Raytheon's fourth-quarter revenues fell to $4.8 billion, 8% down on 1998, with low deliveries and higher costs at RAC helping depress earnings to $72 million, compared with $341 million the previous year. Difficulties at RAC - plus problems in the electronics and Engineers & Constructors segments - pushed company earnings for the year down to $404million, from $844 million, on revenues up just 2% to $19.8 billion.

"The fourth quarter was clearly a disappointment," admits Raytheon chief executive Dan Burnham. Raytheon expects performance to improve in the second half of this year and points to a strong order intake in the fourth quarter, during which $8.5 billion was added to the backlog, boosting it to $28.4 billion by year-end, up by 18% over the previous year.

RAC president Art Wegner says 11 of the missed deliveries were due to production delays, and eight were customer-related.
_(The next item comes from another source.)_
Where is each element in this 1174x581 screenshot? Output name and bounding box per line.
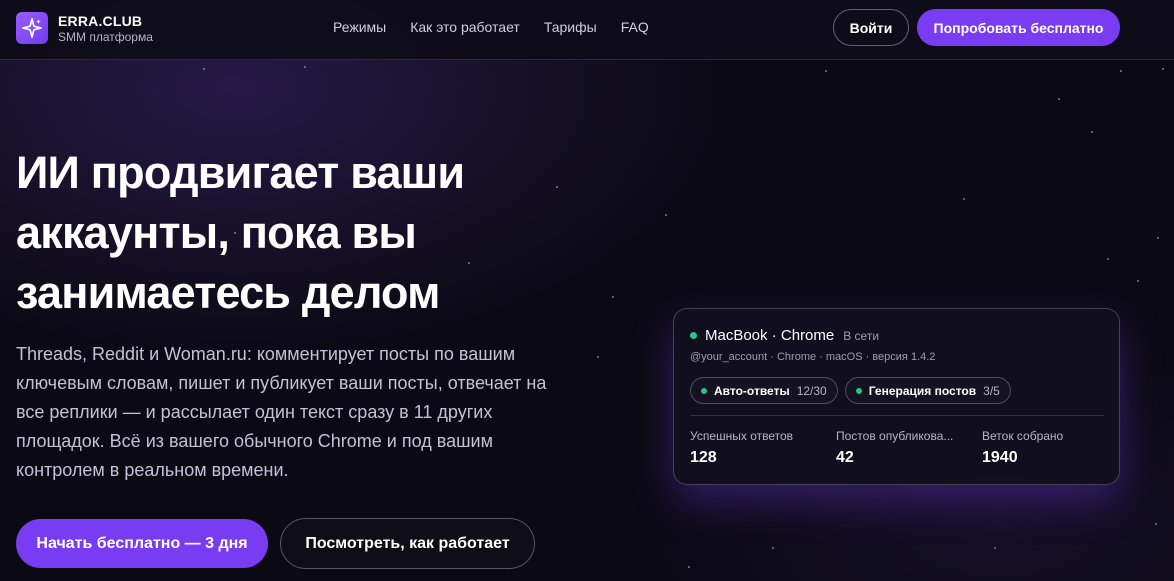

All will be delivered in the first half.

Northrop Grumman's profits boom was fuelled by payments for remanufacture of Joint Surveillance Target Attack Radar System aircraft for the US Air Force, and the turning around of the UK/US Directed Infra-Red Countermeasures project, offsetting a downturn in Integrated Systems and Aerostructures due to lower civil sales.

General Dynamics' sales jumped 21% to $9 billion and net earnings increased by 22% to $715 million following its purchase of Gulfstream, which posted a 20% increase in revenues to $2.9 billion and a 29% leap in earnings. TRW soared on the LucasVarity acquisition, which pushed net earnings up 20% to $568 million on sales up 43% at $17 billion. Its aerospace and information systems business benefited most from the merger, with segment profit up 23%.

Textron was boosted by a strong performance at Cessna, which helped push income up 41% to $623 million on revenues up 20% to $11.6 billion. Cessna's sales soared above $2.2 billion. At Bell Helicopter, higher revenues on upgrades and military sales were offset by lower commercial sales.